「30代で月48万円必要って、それ贅沢すぎでしょ!」
「いやいや、子ども2人を育てるには全く必要な額です!」
30代で「月48万円」の収入が贅沢か否か、ネット上でアツ~い議論が戦わされている。
京都市に住む「子ども2人家族」が普通に暮らすには
話題のきっかけになったのは、京都地方労働組合総評議会(京都総評)が2019年12月18日に発表した「子ども2人の30代の世帯が、子育てしながら普通に暮らすためには最低月48万円が必要」とする「最低生計費試算調査」だ。
この「月48万円」という数字は、京都市の代表的な住宅地域である伏見区に住む、子ども2人がいる30代の4人家族が、「普通の暮らし」を送ったときにかかる費用を算出したものだ。
ここで想定する「普通の暮らし」とは、30代夫婦と小学生、私立の幼稚園に通う幼児からなる4人家族。43平方メートルの賃貸マンションに住み、家賃は月6万1000円。食費は月11万円2000円(夫の昼食=コンビニ弁当代を含む)。小型自動車を1台所有、クルマの維持費に月3万7000円。教育費は月2万8000円......といった内容だ。
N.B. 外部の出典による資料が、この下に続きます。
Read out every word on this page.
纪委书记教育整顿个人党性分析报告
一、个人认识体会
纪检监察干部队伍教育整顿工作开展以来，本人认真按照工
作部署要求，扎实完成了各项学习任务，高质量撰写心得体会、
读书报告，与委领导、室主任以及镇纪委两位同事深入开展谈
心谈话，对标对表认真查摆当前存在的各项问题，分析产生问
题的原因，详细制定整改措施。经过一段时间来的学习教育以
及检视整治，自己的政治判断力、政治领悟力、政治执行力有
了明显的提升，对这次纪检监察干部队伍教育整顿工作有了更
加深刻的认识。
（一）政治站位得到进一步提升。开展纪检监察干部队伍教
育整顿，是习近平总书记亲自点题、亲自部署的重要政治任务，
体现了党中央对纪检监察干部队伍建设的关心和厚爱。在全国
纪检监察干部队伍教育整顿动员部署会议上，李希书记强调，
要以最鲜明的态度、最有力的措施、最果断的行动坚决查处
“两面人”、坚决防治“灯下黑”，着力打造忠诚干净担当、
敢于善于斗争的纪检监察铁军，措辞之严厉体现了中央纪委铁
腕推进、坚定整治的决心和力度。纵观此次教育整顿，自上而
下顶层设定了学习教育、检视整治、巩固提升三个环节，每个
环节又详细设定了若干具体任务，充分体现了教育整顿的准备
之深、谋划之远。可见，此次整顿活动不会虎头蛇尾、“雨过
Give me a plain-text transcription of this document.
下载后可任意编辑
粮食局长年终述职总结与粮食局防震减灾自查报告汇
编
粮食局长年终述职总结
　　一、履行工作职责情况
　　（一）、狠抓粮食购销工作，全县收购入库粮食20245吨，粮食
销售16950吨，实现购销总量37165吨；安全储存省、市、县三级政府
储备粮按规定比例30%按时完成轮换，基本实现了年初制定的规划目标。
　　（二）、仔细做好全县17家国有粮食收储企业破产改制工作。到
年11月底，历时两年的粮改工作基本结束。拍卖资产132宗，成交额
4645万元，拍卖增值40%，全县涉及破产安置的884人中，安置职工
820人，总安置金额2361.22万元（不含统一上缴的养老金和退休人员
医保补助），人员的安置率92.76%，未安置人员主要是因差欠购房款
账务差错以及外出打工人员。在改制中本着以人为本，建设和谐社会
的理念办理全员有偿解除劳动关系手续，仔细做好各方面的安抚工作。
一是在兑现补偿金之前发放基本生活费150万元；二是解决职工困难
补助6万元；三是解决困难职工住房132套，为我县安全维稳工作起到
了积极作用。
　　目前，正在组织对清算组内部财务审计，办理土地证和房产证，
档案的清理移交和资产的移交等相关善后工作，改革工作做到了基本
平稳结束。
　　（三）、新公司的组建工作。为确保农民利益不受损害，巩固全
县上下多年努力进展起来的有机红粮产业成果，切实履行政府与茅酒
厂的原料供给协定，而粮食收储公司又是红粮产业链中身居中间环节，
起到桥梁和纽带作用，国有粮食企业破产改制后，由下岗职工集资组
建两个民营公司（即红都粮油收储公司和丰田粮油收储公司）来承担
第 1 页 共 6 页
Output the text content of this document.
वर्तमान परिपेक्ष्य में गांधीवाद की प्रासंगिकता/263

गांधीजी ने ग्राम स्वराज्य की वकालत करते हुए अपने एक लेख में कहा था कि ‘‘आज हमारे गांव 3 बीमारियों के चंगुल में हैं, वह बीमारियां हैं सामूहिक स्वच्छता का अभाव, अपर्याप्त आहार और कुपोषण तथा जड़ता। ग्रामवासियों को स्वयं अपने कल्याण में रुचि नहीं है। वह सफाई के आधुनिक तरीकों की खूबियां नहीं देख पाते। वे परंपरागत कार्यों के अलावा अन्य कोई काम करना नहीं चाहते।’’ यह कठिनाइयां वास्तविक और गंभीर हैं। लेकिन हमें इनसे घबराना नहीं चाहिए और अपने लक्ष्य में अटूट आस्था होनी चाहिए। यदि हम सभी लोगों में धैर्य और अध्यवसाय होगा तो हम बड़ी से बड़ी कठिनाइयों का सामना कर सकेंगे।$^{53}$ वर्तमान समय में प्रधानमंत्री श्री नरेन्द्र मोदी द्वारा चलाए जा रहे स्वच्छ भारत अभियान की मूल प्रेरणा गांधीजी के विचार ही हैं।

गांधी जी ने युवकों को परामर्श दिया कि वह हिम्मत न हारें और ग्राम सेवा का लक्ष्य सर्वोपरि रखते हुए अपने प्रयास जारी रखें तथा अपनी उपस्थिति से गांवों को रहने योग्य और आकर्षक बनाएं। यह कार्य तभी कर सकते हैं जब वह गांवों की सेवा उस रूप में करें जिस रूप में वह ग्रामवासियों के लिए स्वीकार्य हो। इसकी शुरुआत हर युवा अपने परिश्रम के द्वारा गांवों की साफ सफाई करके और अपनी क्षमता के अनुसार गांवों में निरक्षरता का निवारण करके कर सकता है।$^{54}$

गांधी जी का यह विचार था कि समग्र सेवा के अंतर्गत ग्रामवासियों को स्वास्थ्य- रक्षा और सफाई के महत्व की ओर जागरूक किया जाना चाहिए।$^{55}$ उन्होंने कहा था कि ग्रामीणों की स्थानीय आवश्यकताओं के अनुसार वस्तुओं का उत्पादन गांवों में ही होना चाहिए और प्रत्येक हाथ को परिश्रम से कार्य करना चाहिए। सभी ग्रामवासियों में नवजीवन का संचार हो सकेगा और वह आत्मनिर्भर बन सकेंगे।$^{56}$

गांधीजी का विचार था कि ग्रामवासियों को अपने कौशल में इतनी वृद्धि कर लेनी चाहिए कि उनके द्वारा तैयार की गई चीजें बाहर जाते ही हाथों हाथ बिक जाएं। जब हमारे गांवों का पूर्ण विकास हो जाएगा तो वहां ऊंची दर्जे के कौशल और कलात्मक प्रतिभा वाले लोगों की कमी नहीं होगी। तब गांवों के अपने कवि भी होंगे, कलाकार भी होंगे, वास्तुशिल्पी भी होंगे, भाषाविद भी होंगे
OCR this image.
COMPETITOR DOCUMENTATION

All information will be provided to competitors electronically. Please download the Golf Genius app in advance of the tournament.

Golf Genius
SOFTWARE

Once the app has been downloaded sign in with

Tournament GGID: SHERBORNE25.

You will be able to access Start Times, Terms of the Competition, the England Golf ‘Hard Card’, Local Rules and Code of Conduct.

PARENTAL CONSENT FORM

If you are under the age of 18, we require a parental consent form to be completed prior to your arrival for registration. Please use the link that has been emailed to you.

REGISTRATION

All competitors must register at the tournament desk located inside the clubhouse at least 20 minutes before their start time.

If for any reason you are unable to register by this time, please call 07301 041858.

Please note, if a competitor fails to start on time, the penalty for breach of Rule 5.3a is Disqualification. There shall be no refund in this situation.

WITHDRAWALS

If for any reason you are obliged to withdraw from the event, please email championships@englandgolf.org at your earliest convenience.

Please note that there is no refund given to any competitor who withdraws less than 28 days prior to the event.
そして、約4700人の組合員の生活実態と所持品を調べて細かく金額を設定した。また、子どもは高校までは公立学校、大学は京都市内の私立学校に進学することを想定、教育費の積み立てなども計算されている。その結果、30代では「毎月48万6913円」(年収約584万円)が必要だが、子どもの成長に伴い、40代では「毎月54万9823円」(年収約660万円)、50代では「毎月70万7536円」(年収約849万円)と、必要額が次第に増えていくと試算した=図表の家計簿参照。
ちなみに総務省の家計調査報告によると、日本の世帯の平均可処分所得(=手取り収入、2017年)は434万円で、30代を含む40歳未満は400万円だ。京都総評の数字「48万円」は税込みの額で、手取り額なら月41万9175円(年収503万円)となる。だから、総務省の平均よりは103万円多いことになる。
「ランドセル新品は贅沢。メルカリで買うべき」
インターネット上では「#48万円必要」のスレッドが立ち、この結果について賛否両論が起こっている。まず、「贅沢すぎる」という意見から――。
「30代で月48万円が『普通』とか、おかしくないですか! ボクら非正規は逆立ちしたって稼げないよ。どこにそんなに稼げる仕事があるの? 労働組合が賃金の底上げのために吹っかけているとしか思えない」
「田舎だと、夫婦揃って夜勤交代制の仕事やっても全然届かない額です」
そして、そもそも算出モデルの生活がぜいたくなうえ、個々の品目の額にも納得できないという多くのツッコミが――。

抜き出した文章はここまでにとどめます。